Begitulah trennya. Jumlah koran makin sedikit, jumlah media online membeludak. Dalam catatan Dewan Pers, sekarang ini ada tidak kurang dari 43 ribu perusahaan media online di Indonesia yang berebut hidup di antara jutaan penambang medsos.
Kabar menggembirakannya, berdasar rilis AC Nielsen per triwulan satu tahun 2021, readership koran Jawa Pos tumbuh 53 persen dibanding tahun sebelumnya. Dan resep jurnalisme sehat yang kami terapkan pada media online Jawa Pos, yaitu jawapos.com, berhasil membawa koran Jawa Pos versi maya ke peringkat 11 media online versi Alexa, dan urutan 16 website Indonesia, dari 43 ribu perusahaan media online yang ada (data Alexa per 30 Juni 2021).

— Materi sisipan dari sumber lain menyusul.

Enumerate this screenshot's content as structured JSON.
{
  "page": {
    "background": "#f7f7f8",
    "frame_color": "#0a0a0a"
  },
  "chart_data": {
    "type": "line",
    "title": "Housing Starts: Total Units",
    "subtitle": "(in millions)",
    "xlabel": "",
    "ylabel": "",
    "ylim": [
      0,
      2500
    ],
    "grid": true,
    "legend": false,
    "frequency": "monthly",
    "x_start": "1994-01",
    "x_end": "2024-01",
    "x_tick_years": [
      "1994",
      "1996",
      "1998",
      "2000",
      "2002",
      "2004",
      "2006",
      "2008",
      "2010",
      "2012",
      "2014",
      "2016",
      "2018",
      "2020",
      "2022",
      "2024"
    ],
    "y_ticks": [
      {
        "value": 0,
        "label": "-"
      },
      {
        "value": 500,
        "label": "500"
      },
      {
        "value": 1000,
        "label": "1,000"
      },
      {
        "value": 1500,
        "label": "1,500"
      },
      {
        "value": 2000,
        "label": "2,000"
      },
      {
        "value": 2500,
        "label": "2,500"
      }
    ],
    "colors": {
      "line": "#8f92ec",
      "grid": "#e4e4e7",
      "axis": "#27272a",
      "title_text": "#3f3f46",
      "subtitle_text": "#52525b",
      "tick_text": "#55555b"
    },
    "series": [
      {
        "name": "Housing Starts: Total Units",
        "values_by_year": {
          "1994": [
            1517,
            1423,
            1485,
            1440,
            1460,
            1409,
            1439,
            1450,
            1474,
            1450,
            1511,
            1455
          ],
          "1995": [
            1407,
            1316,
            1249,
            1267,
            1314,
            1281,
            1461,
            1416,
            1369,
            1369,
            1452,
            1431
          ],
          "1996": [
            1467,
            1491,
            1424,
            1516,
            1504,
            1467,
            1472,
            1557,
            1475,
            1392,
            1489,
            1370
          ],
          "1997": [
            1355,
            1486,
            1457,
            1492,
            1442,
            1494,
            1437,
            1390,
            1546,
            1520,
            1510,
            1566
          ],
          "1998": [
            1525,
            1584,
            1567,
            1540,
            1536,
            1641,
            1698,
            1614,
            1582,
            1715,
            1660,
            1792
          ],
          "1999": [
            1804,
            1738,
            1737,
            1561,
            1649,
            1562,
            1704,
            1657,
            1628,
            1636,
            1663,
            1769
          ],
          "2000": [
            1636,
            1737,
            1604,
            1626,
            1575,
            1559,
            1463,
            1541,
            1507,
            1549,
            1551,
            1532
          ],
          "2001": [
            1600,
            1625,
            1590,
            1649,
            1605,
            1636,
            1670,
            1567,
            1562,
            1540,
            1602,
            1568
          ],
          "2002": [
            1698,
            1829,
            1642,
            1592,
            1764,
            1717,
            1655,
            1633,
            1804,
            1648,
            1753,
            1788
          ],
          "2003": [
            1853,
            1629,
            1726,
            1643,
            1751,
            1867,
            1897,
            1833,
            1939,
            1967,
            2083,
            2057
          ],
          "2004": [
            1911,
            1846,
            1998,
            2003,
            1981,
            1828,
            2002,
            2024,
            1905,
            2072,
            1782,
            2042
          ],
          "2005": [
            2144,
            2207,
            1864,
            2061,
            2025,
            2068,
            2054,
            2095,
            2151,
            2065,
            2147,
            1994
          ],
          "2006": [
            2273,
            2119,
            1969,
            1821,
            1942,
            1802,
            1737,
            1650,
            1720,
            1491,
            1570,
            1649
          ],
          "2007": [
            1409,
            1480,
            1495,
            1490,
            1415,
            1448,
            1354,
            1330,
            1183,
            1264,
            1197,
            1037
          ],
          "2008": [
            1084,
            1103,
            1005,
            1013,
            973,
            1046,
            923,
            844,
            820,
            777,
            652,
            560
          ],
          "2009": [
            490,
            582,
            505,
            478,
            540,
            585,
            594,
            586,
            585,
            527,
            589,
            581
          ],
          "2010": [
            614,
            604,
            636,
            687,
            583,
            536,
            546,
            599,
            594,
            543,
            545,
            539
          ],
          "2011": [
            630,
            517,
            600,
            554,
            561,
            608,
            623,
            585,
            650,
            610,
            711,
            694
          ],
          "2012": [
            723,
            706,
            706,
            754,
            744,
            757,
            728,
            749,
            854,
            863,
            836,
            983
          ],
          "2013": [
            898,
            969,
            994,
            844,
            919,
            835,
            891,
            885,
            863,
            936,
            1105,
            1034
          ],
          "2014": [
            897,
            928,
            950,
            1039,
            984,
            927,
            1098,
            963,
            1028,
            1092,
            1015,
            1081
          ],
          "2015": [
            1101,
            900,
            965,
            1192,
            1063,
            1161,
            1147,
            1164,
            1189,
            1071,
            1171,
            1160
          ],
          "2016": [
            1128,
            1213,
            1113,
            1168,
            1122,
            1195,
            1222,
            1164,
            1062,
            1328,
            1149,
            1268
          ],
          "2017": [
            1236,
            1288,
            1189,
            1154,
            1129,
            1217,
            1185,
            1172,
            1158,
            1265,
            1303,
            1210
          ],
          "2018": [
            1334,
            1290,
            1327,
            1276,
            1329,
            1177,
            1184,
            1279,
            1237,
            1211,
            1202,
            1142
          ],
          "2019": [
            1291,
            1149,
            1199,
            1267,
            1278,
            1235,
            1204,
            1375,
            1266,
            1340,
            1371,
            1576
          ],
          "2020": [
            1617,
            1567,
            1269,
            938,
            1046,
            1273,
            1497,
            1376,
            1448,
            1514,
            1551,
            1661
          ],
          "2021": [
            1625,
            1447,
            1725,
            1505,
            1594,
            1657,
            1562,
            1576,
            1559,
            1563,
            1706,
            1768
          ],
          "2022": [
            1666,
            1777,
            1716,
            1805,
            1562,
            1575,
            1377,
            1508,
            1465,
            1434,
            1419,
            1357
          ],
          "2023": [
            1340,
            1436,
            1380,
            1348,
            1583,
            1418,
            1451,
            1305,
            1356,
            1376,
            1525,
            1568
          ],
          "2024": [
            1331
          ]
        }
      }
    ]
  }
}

Akhir Desember tahun ini jawapos.com menargetkan diri masuk ranking 10 besar. Syarat agar tahun depan, 2022, ada dalam kompetisi untuk meraih posisi podium media online Indonesia seperti halnya Jawa Pos edisi cetaknya.
Media online akan terus berkembang, Jawa Pos koran kian bertambah rasa percaya dirinya. Kepercayaan diri yang didapat setelah sepuluh tahun terakhir ditempa gelombang panjang.
Apa itu?
Gelombang opini.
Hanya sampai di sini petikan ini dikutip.